Back in 2004 I co-authored an article that asked, does the perfect intranet exist? Now, as the dust mostly settles around the firestorm about "sexy" enterprise applications, I wonder if the problem with enterprise applications is that the enterprise is looking for application perfection?
Of course in some enterprise situations system "perfection" is not only desirable, but essential. However, when we consider the number of large organisations running on uncontrolled spreadsheets, despite the known risks, this suggests that perhaps people are more willing to trade off perfection for practical usefulness than we think. BTW I think "sexy" is a rather poor word choice, perhaps something like "utilitarianism" instead?

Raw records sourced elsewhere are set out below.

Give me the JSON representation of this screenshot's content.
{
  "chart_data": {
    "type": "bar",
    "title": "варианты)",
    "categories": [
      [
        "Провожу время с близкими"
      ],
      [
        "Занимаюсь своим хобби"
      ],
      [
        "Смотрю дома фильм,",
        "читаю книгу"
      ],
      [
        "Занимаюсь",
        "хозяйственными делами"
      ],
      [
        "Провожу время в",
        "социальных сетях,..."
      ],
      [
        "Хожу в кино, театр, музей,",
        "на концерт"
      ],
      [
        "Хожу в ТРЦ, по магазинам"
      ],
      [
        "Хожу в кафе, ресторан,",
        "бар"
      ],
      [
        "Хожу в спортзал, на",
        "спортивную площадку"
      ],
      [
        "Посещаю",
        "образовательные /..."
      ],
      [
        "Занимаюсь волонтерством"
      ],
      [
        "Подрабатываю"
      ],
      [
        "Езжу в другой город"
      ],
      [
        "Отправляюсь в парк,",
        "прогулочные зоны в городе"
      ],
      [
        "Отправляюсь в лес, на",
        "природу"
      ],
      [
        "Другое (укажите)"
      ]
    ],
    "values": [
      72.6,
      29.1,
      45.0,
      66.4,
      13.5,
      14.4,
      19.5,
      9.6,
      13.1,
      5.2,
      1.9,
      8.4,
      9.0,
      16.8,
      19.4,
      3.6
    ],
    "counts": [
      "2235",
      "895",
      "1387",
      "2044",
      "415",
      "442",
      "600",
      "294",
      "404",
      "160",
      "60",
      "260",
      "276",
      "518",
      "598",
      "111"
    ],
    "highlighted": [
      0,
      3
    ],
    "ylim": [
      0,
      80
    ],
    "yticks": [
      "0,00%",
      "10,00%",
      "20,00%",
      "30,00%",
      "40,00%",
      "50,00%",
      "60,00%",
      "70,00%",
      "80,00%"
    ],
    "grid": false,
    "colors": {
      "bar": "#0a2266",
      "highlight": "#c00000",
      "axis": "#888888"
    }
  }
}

I mean, like twitter friend Martin Koser I've yet to find a sexy wiki either:
"Are enterprise wikis sexy? Most people don’t think so - but I think they get it wrong...Wikis soon gain “cool tools status” - just because they offer room for flexible emergent uses, coupled with great simplicity."
However, here is the ironic twist with enterprise software... an "enterprise" is really a loose collection of individuals, a complex system if you like. Unfortunately large, heavy and decidedly unsexy enterprise software is produced by large, complex companies to be used by other large, complex companies. And its why right now people in organisations can't help themselves from buying large, heavy enterprise software, yet they know they will also keep using a spreadsheet (or equivalent tool) to fill the gaps. This goes for the vendors too, who often "don't eat their own dogfood".
You can see where this is going, right? If you want sexy enterprise software, look for companies - both vendors and customers - who are prepared to change the rules. And in a long winded way, I find myself back to James Governor, who had a hand in stoking the firestorm that Scoble started, and I'll give him the last word:
"In the 20th century economic success in IT was established by raising barriers to entry. In the 21st it will be about lowering barriers to participation. Economies are networked, and the invisible hand is a great one for random acts of traction."